My dad used to work in an auto parts store.  One day, one of his regular customers came in, and he must have been having a bad day.  When dad asked him how things were, his answer was, "my luck is so bad, if I fell into a bucket of tits I'd come out sucking my thumb."
Title: Re: Favorite one liners....
Post by: brenda seal on January 25, 2013, 02:08:27 AM
Years ago I was reading through application forms for a storeman's position at work . In answer to sex - some guy wrote " Yes , once in Dubbo " Dubbo is a country town here in New South Wales .
Title: Re: Favorite one liners....
Post by: Rerun on January 25, 2013, 09:09:54 AM
I'll be your Huckleberry...........    ;)

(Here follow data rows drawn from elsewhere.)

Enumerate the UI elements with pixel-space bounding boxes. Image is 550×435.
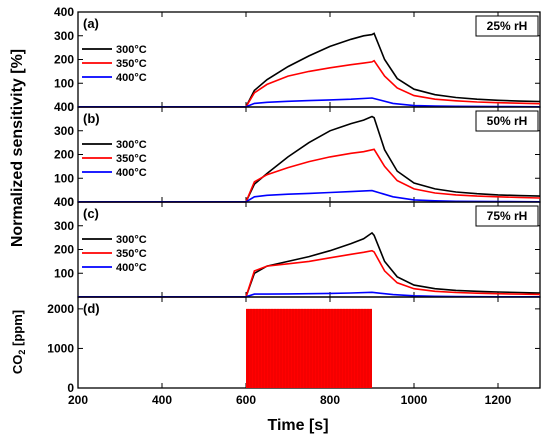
panel-a: 0 100 200 300 400 (a) 25% rH 300°C 350°C 400°C: [54, 5, 541, 114]
legend-label: 400°C: [116, 167, 147, 179]
panel-frame: [77, 201, 541, 298]
x-tick-label: 200: [68, 393, 88, 407]
y-tick-label: 2000: [47, 302, 74, 316]
y-tick-label: 300: [54, 124, 74, 138]
panel-d: 0 1000 2000 (d): [47, 296, 541, 395]
legend-label: 300°C: [116, 44, 147, 56]
x-tick-label: 800: [320, 393, 340, 407]
panel-tag: (b): [83, 111, 100, 126]
rh-box: [475, 110, 539, 132]
y-tick-label: 200: [54, 148, 74, 162]
series-line-1: [78, 32, 541, 108]
y-tick-label: 400: [54, 100, 74, 114]
series-line-1: [78, 115, 541, 203]
panel-tag: (a): [83, 16, 99, 31]
rh-label: 25% rH: [487, 19, 528, 33]
legend-label: 400°C: [116, 262, 147, 274]
panel-b: 0 100 200 300 400 (b) 50% rH 300°C 350°C 400°C: [54, 100, 541, 209]
co2-axis-title-sub: 2: [17, 350, 27, 355]
y-tick-label: 400: [54, 195, 74, 209]
y-tick-label: 0: [67, 195, 74, 209]
co2-axis-title-suffix: [ppm]: [10, 310, 25, 350]
series-line-1: [78, 231, 541, 298]
y-tick-label: 100: [54, 171, 74, 185]
legend-label: 350°C: [116, 248, 147, 260]
y-tick-label: 100: [54, 266, 74, 280]
panel-tag: (c): [83, 206, 99, 221]
series-line-3: [78, 97, 541, 108]
legend-label: 400°C: [116, 72, 147, 84]
legend-label: 300°C: [116, 139, 147, 151]
x-tick-label: 600: [236, 393, 256, 407]
series-line-2: [78, 148, 541, 203]
panel-frame: [77, 106, 541, 203]
x-axis: 200 400 600 800 1000 1200: [68, 393, 512, 407]
rh-label: 75% rH: [487, 209, 528, 223]
x-tick-label: 1000: [401, 393, 428, 407]
y-tick-label: 300: [54, 219, 74, 233]
rh-box: [475, 15, 539, 37]
panel-c: 100 200 300 400 (c) 75% rH 300°C 350°C 400°C: [54, 195, 541, 298]
y-tick-label: 300: [54, 29, 74, 43]
series-line-3: [78, 189, 541, 203]
rh-label: 50% rH: [487, 114, 528, 128]
y-tick-label: 200: [54, 243, 74, 257]
y-tick-label: 0: [67, 100, 74, 114]
y-tick-label: 100: [54, 76, 74, 90]
series-line-2: [78, 59, 541, 108]
rh-box: [475, 205, 539, 227]
legend-label: 300°C: [116, 234, 147, 246]
y-tick-label: 1000: [47, 341, 74, 355]
co2-pulse-bar: [246, 308, 372, 388]
co2-axis-title-prefix: CO: [10, 355, 25, 375]
x-tick-label: 400: [152, 393, 172, 407]
x-axis-title: Time [s]: [267, 417, 328, 434]
legend-label: 350°C: [116, 58, 147, 70]
series-line-2: [78, 249, 541, 298]
co2-axis-title: CO2 [ppm]: [10, 310, 27, 374]
x-tick-label: 1200: [485, 393, 512, 407]
y-tick-label: 400: [54, 5, 74, 19]
panel-frame: [77, 11, 541, 108]
y-tick-label: 200: [54, 53, 74, 67]
y-tick-label: 0: [67, 381, 74, 395]
legend-label: 350°C: [116, 153, 147, 165]
y-axis-title: Normalized sensitivity [%]: [9, 49, 26, 247]
panel-tag: (d): [83, 301, 100, 316]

(off of some western... I think Doc Holiday)
Title: Re: Favorite one liners....
Post by: gothiclovemonkey on January 25, 2013, 07:53:27 PM
came across this :)
Title: Re: Favorite one liners....
Post by: chook on March 04, 2013, 05:51:55 PM
I offer this one, said to a barrister by my niece's husband after he'd settled a compensation claim:
"I'm as happy as a tin full of worms on their way home from a fishing trip." !
That's happy  :2thumbsup;
Title: Re: Favorite one liners....
Post by: Darthvadar on March 06, 2013, 01:05:07 AM
My late grandmother very rarely came out with anything rude, but when she did, it was usually a classic....

If a man did something daft, she used to say "Oh well, you can't give a man two heads and expect him to think with the right one!"....

Ooooooh, catty!.... LOL!...

Darth....
Title: Re: Favorite one liners....
Post by: Riki on March 06, 2013, 10:44:38 PM
I remember when I was quite young, my grandmother burned some toast, and she said that it was as black as Toby's hole.  I didn't understand what that meant until I was much, much older.  If I mentioned it to her now, she'd probably deny she ever said it.